FAMILY SQUARES

FAMILY SQUARES

(director/writer: Stephanie Laing; screenwriter: Brad Morris; cinematographer: Kevin Atkinson; editor: Joe Klotz; music: Joseph Stephens; cast: Max Caspe(Katie’s son), Zoe Chao (Nurse Kelly), Ann Dowd (Judith),  Judy Greer (Dorsey), Elsie Fisher (Cassie), Scott Macarthur (Chad), MacLaren Laing (Max), Billy Magnussen (Robert), Margo Martindale (Diane), Sam Richardson (Alex, the estate attorney), Timothy Simons (Bret), June Squibb (Mabel), Casey Wilson (Katie), Henry Winkler (Bobby), Rob Reiner (narrator); Runtime: 90; MPAA Rating: R; producers; Jonathan Tropper, Peter Odiorne, Alex Saks, Stephanie Laing: Screen Media Films; 2022)

“If I see a nasty family drama like this one I would expect it to be funnier, wittier and more acerbic.”

Reviewed by Dennis Schwartz

Stephanie Laing (“Irreplaceable You”) is writer-director of this COVID made family dramedy, using the Zoom technology to film online during the pandemic and using squares to move from scene to scene.  Her co-writer is Brad Morris.

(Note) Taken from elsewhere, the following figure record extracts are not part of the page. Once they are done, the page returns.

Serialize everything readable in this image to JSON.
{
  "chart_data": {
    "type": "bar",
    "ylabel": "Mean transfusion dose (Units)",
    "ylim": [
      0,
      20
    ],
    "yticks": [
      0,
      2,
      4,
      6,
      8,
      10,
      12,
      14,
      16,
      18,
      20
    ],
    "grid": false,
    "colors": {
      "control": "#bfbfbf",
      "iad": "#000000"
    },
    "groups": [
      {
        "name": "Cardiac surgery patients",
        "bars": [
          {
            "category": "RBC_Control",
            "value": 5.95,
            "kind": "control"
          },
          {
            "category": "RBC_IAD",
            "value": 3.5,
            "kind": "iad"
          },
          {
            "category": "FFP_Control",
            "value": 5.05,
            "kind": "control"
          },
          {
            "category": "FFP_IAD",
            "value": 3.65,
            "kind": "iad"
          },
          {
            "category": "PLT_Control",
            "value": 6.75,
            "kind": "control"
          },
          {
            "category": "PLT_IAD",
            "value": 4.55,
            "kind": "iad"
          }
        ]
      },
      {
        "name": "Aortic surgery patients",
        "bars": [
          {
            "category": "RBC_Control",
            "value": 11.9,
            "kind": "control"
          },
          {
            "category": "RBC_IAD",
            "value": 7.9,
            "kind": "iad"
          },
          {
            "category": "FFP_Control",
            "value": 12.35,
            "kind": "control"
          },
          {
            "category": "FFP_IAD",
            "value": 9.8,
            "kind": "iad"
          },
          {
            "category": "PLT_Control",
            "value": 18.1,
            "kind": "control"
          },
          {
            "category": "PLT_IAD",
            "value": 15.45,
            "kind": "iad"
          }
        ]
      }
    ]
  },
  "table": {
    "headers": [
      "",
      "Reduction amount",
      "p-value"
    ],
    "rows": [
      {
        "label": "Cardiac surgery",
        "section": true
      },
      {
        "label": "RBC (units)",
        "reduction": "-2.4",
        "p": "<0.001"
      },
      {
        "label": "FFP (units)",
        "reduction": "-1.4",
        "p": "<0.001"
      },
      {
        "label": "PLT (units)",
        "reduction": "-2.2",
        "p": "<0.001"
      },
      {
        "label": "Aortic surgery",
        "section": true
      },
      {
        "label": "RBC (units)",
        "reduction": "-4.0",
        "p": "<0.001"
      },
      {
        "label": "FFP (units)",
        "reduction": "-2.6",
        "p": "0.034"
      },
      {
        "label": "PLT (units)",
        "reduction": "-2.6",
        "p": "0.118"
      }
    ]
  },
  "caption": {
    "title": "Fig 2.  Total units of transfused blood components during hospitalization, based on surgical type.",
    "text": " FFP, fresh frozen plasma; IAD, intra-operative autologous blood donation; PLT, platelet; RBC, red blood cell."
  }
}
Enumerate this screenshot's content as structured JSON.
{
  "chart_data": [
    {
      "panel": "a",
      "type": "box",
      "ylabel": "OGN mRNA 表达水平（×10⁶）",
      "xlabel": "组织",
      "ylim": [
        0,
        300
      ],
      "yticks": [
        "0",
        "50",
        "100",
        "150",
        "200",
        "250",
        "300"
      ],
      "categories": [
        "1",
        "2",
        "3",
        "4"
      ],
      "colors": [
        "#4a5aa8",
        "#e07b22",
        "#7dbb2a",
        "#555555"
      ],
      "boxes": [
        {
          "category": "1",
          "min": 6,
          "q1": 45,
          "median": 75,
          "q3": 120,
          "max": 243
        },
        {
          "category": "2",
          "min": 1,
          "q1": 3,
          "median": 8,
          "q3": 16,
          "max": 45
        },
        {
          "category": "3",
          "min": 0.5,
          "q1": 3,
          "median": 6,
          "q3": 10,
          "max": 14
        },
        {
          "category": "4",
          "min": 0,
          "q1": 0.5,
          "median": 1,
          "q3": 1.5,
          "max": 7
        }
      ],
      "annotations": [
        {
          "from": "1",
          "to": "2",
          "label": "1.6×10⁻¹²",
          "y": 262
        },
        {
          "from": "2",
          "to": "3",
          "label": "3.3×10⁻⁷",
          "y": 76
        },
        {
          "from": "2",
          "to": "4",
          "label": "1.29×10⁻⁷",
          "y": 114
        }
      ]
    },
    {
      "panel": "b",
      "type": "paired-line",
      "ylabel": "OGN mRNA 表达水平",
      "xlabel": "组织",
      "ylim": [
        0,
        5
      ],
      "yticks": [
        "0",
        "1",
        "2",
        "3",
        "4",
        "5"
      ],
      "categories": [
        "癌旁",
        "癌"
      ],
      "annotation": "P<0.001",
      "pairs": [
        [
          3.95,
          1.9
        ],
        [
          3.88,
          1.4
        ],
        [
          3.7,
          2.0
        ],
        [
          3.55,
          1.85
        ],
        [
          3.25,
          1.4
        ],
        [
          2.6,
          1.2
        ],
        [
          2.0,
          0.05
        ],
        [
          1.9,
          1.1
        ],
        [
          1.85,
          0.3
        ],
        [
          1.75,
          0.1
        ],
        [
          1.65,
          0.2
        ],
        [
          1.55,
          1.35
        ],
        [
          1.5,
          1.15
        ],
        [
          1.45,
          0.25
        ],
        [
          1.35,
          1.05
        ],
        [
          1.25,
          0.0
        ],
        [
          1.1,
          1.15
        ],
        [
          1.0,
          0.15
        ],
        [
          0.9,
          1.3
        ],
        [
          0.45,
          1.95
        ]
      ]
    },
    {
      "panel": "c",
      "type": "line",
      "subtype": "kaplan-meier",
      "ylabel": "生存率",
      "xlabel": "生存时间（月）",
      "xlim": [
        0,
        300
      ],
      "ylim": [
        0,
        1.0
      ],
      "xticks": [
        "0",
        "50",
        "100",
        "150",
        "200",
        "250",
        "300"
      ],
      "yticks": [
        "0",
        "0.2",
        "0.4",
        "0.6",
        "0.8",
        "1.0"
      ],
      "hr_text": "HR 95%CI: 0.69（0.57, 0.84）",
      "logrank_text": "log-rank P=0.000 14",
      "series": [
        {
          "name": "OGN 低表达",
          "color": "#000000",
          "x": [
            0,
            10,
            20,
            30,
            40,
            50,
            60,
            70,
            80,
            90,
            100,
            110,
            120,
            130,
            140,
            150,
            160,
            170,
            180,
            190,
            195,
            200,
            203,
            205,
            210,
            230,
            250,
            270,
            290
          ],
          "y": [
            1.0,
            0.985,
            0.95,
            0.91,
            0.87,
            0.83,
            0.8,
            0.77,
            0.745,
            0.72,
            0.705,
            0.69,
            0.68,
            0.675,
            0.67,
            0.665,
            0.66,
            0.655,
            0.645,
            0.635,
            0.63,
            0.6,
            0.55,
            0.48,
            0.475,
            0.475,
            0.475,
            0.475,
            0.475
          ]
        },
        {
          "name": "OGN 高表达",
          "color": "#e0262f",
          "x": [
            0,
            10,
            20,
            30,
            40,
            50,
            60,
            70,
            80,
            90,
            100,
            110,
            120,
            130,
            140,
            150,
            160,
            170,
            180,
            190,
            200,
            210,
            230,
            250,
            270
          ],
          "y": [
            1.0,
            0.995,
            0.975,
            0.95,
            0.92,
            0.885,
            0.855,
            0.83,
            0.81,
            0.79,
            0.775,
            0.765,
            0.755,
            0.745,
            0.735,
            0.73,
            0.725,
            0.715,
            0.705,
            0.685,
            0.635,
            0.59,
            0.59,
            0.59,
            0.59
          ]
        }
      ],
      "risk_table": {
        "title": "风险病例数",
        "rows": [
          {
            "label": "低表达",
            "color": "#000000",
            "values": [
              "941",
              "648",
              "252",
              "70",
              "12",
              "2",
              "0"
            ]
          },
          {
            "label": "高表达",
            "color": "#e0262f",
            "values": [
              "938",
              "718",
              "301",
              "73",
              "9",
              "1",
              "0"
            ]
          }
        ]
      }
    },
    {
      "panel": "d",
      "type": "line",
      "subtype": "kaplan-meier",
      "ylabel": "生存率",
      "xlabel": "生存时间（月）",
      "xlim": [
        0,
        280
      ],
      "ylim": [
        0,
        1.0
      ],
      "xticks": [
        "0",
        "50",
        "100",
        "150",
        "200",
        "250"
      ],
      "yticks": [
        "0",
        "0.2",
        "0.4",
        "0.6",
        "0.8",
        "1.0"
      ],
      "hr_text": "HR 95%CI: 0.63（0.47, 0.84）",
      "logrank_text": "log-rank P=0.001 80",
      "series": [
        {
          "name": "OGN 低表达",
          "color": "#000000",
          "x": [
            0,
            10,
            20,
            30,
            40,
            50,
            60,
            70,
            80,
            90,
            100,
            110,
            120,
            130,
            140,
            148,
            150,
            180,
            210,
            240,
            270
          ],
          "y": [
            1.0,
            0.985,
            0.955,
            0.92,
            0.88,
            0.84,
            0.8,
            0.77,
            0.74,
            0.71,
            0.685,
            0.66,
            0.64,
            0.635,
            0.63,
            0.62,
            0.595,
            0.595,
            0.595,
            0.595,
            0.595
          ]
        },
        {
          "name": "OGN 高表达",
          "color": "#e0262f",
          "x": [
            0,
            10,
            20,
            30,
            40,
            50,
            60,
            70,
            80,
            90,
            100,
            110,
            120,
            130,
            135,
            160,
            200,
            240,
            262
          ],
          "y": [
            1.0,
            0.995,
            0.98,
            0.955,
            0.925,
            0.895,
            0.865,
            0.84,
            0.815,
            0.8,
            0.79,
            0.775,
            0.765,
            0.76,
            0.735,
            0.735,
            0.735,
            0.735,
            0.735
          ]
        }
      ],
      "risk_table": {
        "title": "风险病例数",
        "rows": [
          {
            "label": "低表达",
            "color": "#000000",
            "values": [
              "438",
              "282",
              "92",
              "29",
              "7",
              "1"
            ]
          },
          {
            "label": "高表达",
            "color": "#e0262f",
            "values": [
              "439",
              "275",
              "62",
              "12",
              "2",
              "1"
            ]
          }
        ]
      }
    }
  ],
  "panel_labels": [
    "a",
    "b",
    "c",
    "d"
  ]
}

When the 90-year-old grandma head of the Worth family, Mabel (June Squibb), dies in a nursing home, her attending nurse Kelly (Zoe Chao) tries to inform her scattered family through her 8th grade granddaughter Cassie (Elsie Fisher) to be prepared to do a Zoom together. Mabel has left some videos for her relatives to look at. Some videos act in a hostile way to revive old feuds buried but not settled, others are more positive. Her aim is to get this snarky stuff out in the open so the family can face it and unite as a real family.

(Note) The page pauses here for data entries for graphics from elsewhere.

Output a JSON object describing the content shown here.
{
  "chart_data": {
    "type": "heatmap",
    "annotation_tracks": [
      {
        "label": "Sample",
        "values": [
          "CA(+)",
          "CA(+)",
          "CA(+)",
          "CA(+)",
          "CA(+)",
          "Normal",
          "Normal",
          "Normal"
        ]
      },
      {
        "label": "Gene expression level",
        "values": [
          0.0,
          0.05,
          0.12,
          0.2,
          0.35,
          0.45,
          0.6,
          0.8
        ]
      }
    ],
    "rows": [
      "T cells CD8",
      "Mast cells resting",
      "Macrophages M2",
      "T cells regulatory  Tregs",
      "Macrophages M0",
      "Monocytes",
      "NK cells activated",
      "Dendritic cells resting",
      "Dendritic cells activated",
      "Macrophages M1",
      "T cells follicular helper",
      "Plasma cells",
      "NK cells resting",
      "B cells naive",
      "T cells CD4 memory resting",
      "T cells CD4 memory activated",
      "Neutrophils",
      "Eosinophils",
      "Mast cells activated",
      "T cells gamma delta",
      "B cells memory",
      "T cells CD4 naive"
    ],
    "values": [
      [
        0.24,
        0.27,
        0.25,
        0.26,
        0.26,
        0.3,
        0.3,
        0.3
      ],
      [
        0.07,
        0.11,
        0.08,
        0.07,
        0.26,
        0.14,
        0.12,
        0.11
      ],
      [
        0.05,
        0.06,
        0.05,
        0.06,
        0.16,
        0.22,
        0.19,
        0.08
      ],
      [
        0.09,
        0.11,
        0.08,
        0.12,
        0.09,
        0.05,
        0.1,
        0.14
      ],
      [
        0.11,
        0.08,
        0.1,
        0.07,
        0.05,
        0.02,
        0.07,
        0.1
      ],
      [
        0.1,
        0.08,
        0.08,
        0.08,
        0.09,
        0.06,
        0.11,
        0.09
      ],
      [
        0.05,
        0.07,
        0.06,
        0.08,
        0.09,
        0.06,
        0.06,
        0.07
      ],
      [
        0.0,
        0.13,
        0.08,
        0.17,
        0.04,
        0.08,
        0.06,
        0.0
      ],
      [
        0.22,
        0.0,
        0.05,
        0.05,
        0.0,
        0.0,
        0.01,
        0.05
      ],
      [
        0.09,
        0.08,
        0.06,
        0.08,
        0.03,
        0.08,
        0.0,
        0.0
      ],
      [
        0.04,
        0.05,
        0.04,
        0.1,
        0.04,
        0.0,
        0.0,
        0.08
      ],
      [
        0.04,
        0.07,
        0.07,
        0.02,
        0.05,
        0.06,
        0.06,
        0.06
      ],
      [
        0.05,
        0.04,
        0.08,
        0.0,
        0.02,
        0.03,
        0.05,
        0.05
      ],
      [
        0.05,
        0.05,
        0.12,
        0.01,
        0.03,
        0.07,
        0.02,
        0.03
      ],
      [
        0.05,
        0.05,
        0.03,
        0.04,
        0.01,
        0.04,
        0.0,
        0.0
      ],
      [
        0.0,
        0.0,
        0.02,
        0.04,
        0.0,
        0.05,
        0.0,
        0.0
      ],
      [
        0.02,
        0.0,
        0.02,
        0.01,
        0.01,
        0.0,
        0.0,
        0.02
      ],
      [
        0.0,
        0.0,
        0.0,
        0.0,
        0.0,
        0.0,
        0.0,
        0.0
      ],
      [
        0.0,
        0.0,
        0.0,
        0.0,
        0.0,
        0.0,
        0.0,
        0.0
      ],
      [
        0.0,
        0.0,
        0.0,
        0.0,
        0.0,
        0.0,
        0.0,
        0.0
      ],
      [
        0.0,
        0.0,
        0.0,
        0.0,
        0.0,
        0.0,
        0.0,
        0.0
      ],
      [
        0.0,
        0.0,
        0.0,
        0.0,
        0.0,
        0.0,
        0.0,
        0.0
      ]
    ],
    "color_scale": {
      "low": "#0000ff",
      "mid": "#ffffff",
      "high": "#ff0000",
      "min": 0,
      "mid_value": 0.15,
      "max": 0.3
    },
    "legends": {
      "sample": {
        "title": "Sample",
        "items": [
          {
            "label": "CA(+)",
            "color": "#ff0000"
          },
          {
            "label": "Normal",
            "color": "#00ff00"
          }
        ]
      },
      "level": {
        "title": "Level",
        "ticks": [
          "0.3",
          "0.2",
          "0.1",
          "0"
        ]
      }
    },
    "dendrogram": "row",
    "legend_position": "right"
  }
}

Family members include the following: the failed writer Chad (MacLaren Laing), the Russian residing on the lam techie Robert (Billy Magnussen),  Cassie’s dad Brett (Timothy Simons). Brett’s been working with Mabel on the Zoom in the hope the Zoom can bring the family together.

We learn Mabel’s two children Diane (with five children)  and Bobby (Margo Martindale and Henry Winkler) are not on speaking terms with one another and that Diane’s children go along with that.

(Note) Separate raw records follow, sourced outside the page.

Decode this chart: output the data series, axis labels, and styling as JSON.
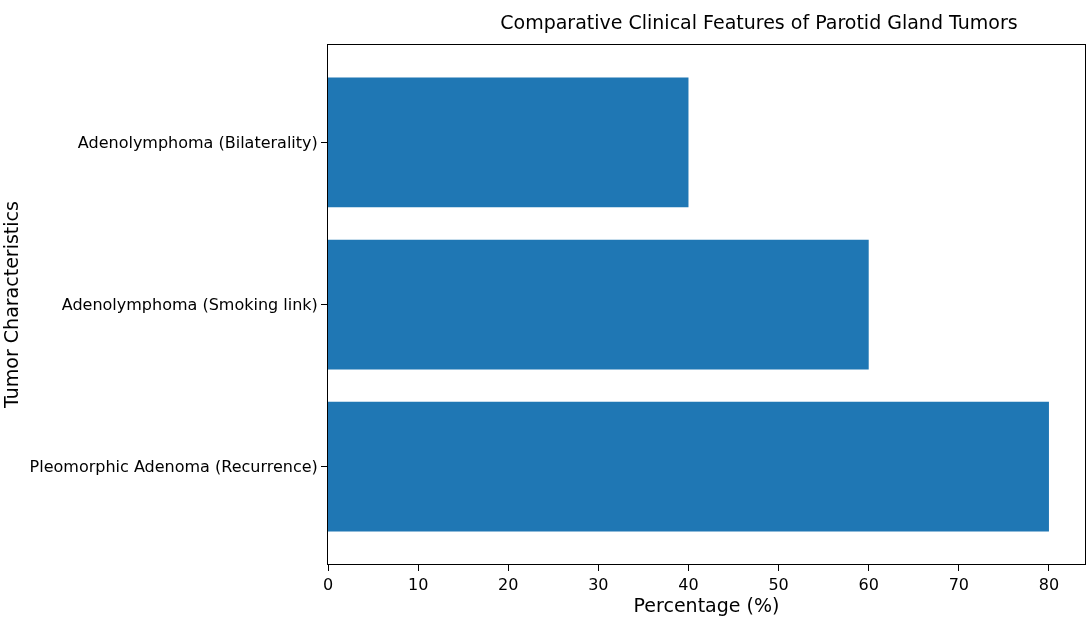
{
  "chart_data": {
    "type": "bar",
    "orientation": "horizontal",
    "title": "Comparative Clinical Features of Parotid Gland Tumors",
    "xlabel": "Percentage (%)",
    "ylabel": "Tumor Characteristics",
    "categories": [
      "Adenolymphoma (Bilaterality)",
      "Adenolymphoma (Smoking link)",
      "Pleomorphic Adenoma (Recurrence)"
    ],
    "values": [
      40,
      60,
      80
    ],
    "color": "#1f77b4",
    "xlim": [
      0,
      84
    ],
    "xticks": [
      0,
      10,
      20,
      30,
      40,
      50,
      60,
      70,
      80
    ]
  }
}
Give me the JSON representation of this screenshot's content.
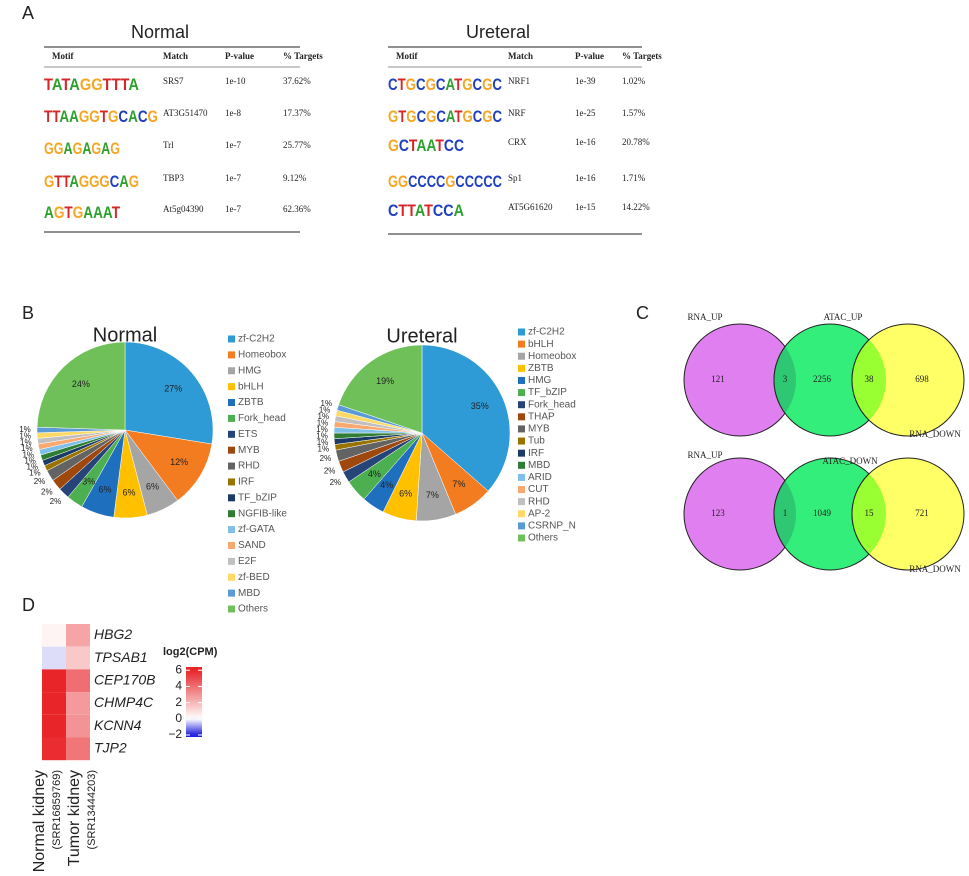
{
  "panels": [
    "A",
    "B",
    "C",
    "D"
  ],
  "motif_tables": [
    {
      "title": "Normal",
      "header": [
        "Motif",
        "Match",
        "P-value",
        "% Targets"
      ],
      "rows": [
        {
          "motif": "TATAGGTTTA",
          "match": "SRS7",
          "pvalue": "1e-10",
          "targets": "37.62%"
        },
        {
          "motif": "TTAAGGTGCACG",
          "match": "AT3G51470",
          "pvalue": "1e-8",
          "targets": "17.37%"
        },
        {
          "motif": "GGAGAGAG",
          "match": "Trl",
          "pvalue": "1e-7",
          "targets": "25.77%"
        },
        {
          "motif": "GTTAGGGCAG",
          "match": "TBP3",
          "pvalue": "1e-7",
          "targets": "9.12%"
        },
        {
          "motif": "AGTGAAAT",
          "match": "At5g04390",
          "pvalue": "1e-7",
          "targets": "62.36%"
        }
      ]
    },
    {
      "title": "Ureteral",
      "header": [
        "Motif",
        "Match",
        "P-value",
        "% Targets"
      ],
      "rows": [
        {
          "motif": "CTGCGCATGCGC",
          "match": "NRF1",
          "pvalue": "1e-39",
          "targets": "1.02%"
        },
        {
          "motif": "GTGCGCATGCGC",
          "match": "NRF",
          "pvalue": "1e-25",
          "targets": "1.57%"
        },
        {
          "motif": "GCTAATCC",
          "match": "CRX",
          "pvalue": "1e-16",
          "targets": "20.78%"
        },
        {
          "motif": "GGCCCCGCCCCC",
          "match": "Sp1",
          "pvalue": "1e-16",
          "targets": "1.71%"
        },
        {
          "motif": "CTTATCCA",
          "match": "AT5G61620",
          "pvalue": "1e-15",
          "targets": "14.22%"
        }
      ]
    }
  ],
  "venn": [
    {
      "sets": [
        "RNA_UP",
        "ATAC_UP",
        "RNA_DOWN"
      ],
      "counts": [
        121,
        3,
        2256,
        38,
        698
      ]
    },
    {
      "sets": [
        "RNA_UP",
        "ATAC_DOWN",
        "RNA_DOWN"
      ],
      "counts": [
        123,
        1,
        1049,
        15,
        721
      ]
    }
  ],
  "chart_data": [
    {
      "type": "pie",
      "title": "Normal",
      "categories": [
        "zf-C2H2",
        "Homeobox",
        "HMG",
        "bHLH",
        "ZBTB",
        "Fork_head",
        "ETS",
        "MYB",
        "RHD",
        "IRF",
        "TF_bZIP",
        "NGFIB-like",
        "zf-GATA",
        "SAND",
        "E2F",
        "zf-BED",
        "MBD",
        "Others"
      ],
      "values": [
        27,
        12,
        6,
        6,
        6,
        3,
        2,
        2,
        2,
        1,
        1,
        1,
        1,
        1,
        1,
        1,
        1,
        24
      ],
      "value_labels": [
        "27%",
        "12%",
        "6%",
        "6%",
        "6%",
        "3%",
        "2%",
        "2%",
        "2%",
        "1%",
        "1%",
        "1%",
        "1%",
        "1%",
        "1%",
        "1%",
        "1%",
        "24%"
      ],
      "colors": [
        "#2e9bd6",
        "#f47c20",
        "#a5a5a5",
        "#ffc000",
        "#1f6fbf",
        "#4caf50",
        "#264478",
        "#9e480e",
        "#636363",
        "#997300",
        "#1b3a66",
        "#2e7d32",
        "#7fbfe8",
        "#f9a870",
        "#c0c0c0",
        "#ffd966",
        "#5b9bd5",
        "#70c05a"
      ]
    },
    {
      "type": "pie",
      "title": "Ureteral",
      "categories": [
        "zf-C2H2",
        "bHLH",
        "Homeobox",
        "ZBTB",
        "HMG",
        "TF_bZIP",
        "Fork_head",
        "THAP",
        "MYB",
        "Tub",
        "IRF",
        "MBD",
        "ARID",
        "CUT",
        "RHD",
        "AP-2",
        "CSRNP_N",
        "Others"
      ],
      "values": [
        35,
        7,
        7,
        6,
        4,
        4,
        2,
        2,
        2,
        1,
        1,
        1,
        1,
        1,
        1,
        1,
        1,
        19
      ],
      "value_labels": [
        "35%",
        "7%",
        "7%",
        "6%",
        "4%",
        "4%",
        "2%",
        "2%",
        "2%",
        "1%",
        "1%",
        "1%",
        "1%",
        "1%",
        "1%",
        "1%",
        "1%",
        "19%"
      ],
      "colors": [
        "#2e9bd6",
        "#f47c20",
        "#a5a5a5",
        "#ffc000",
        "#1f6fbf",
        "#4caf50",
        "#264478",
        "#9e480e",
        "#636363",
        "#997300",
        "#1b3a66",
        "#2e7d32",
        "#7fbfe8",
        "#f9a870",
        "#c0c0c0",
        "#ffd966",
        "#5b9bd5",
        "#70c05a"
      ]
    },
    {
      "type": "heatmap",
      "rows": [
        "HBG2",
        "TPSAB1",
        "CEP170B",
        "CHMP4C",
        "KCNN4",
        "TJP2"
      ],
      "columns": [
        {
          "name": "Normal kidney",
          "id": "(SRR16859769)"
        },
        {
          "name": "Tumor kidney",
          "id": "(SRR13444203)"
        }
      ],
      "values": [
        [
          0.3,
          2.5
        ],
        [
          -0.3,
          1.5
        ],
        [
          6,
          4
        ],
        [
          6,
          2.8
        ],
        [
          6,
          3
        ],
        [
          5.8,
          3.8
        ]
      ],
      "colorbar_title": "log2(CPM)",
      "clim": [
        -2.25,
        6.4
      ],
      "cticks": [
        6,
        4,
        2,
        0,
        {
          "value": -2,
          "label": "−2"
        }
      ]
    }
  ]
}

The grandchildren are played by Judy Greer (RV traveler with her teen son), Billy Magnussen, Casey Wilson, Timothy Simons and Scott MacArthur. The estate attorney is played by Sam Richardson.
 

Many family members hide behind their secrets, in this messy lock-down film that repelled me more than it thrilled me. Upon reading the will, Mabel drops in some bombs, like having the family guess which one was adopted.

There were too many characters to fully develop in such a short time. The ensemble cast had fine performances by the likes of Ann Dowd (Mabel’s younger wife) and Margo Martindale, and an interesting one by Winkler as the family screw-up. But mostly forgettable ones by the others in the ensemble.

It’s an incoherent film that paints a rather ugly family portrait of family members who don’t jell together. If I see a nasty family drama like this one I would expect it to be funnier, wittier and more acerbic.

There’s also an unneeded narration by an unseen Rob Reiner.